Breathing and Control of Breathing

Objectives
  • Explain how muscles are involved in inhalation and exhalation, and how the diaphragm and intercostal muscles contribute to the process.

  • Describe how breathing is regulated through negative feedback cycles, and how the brain monitors and adjusts breathing rate and depth.

Phases of Breathing

Breathing consists of 2 phases:

  1. Inhalation

  2. Exhalation

Inhalation (Inspiration)
  • During inhalation, the diaphragm and intercostal muscles contract, increasing the volume of the thoracic cavity.

  • This increases the volume of the thoracic (chest cavity) and draws air into the lungs, creating a pressure gradient that pulls air into the airways.

Exhalation (Expiration)
  • During exhalation, the diaphragm and intercostal muscles relax, decreasing the volume of the thoracic cavity.

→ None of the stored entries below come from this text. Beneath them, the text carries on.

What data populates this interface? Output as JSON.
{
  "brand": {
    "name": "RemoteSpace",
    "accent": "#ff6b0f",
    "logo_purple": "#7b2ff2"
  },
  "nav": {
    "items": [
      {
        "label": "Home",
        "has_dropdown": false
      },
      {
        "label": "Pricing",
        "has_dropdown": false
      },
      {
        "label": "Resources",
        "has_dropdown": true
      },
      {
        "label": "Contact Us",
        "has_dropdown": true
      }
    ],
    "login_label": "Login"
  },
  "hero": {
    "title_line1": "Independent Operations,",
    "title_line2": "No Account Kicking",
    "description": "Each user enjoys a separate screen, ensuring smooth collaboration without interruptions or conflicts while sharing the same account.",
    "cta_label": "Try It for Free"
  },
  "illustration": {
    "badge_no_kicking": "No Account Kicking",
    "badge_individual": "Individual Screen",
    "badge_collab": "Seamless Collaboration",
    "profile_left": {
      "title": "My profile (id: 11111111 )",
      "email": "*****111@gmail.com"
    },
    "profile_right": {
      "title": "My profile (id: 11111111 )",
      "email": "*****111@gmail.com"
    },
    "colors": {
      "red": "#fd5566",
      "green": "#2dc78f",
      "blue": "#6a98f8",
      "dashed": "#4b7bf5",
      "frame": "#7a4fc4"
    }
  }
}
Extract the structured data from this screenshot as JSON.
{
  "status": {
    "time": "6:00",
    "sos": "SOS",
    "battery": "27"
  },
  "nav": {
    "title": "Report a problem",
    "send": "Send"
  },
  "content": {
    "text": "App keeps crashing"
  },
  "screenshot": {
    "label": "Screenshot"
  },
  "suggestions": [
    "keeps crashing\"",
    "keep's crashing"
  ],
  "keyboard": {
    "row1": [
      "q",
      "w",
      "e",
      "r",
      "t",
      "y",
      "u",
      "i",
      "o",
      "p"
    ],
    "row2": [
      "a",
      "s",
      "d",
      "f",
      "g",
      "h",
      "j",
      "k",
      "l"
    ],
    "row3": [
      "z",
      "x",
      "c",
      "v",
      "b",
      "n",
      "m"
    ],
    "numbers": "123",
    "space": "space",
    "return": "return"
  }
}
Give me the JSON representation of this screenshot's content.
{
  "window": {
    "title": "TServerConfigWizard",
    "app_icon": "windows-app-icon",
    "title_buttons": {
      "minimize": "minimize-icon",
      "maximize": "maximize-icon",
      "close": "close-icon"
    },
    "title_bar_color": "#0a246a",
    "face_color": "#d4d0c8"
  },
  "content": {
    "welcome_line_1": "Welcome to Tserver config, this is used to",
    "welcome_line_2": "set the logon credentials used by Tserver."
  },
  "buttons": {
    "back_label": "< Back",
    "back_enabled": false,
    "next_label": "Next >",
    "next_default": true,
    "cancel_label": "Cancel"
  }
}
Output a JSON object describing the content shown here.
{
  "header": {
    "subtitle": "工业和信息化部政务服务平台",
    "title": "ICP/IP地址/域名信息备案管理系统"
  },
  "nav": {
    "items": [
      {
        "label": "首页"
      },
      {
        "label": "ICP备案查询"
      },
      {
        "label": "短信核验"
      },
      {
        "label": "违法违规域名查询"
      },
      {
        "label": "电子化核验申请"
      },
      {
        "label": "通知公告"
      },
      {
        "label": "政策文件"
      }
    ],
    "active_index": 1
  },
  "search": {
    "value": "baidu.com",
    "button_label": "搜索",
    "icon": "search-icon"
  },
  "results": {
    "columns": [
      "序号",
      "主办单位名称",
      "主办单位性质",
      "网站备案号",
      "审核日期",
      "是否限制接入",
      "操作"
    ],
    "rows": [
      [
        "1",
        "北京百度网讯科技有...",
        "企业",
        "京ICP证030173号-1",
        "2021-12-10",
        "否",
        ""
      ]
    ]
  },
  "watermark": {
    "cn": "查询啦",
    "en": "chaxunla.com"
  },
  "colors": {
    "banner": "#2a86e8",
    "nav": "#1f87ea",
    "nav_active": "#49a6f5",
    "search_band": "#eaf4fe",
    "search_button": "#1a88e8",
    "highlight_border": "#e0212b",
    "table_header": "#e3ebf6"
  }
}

  • This returns the thoracic cavity to its original volume, increasing pressure in the lungs and forcing air out.

Respiration is controlled by a part of the brain called the medulla oblongata, which is the primary control center for breathing.

Respiration is controlled by a negative feedback cycle, which helps the body maintain homeostasis by adjusting breathing rate and depth in response to changes in blood oxygen and carbon dioxide levels.

Control of Breathing

*Medulla oblongata in the Brain controls breathing by monitoring blood pH and CO2 levels.

*Blood PH and Concentration of CO2 are the main factors influencing breathing rate and depth.

Body uses oxygen faster and produce Carbon dioxide waste during exercise, leading to increased CO2 levels in the blood.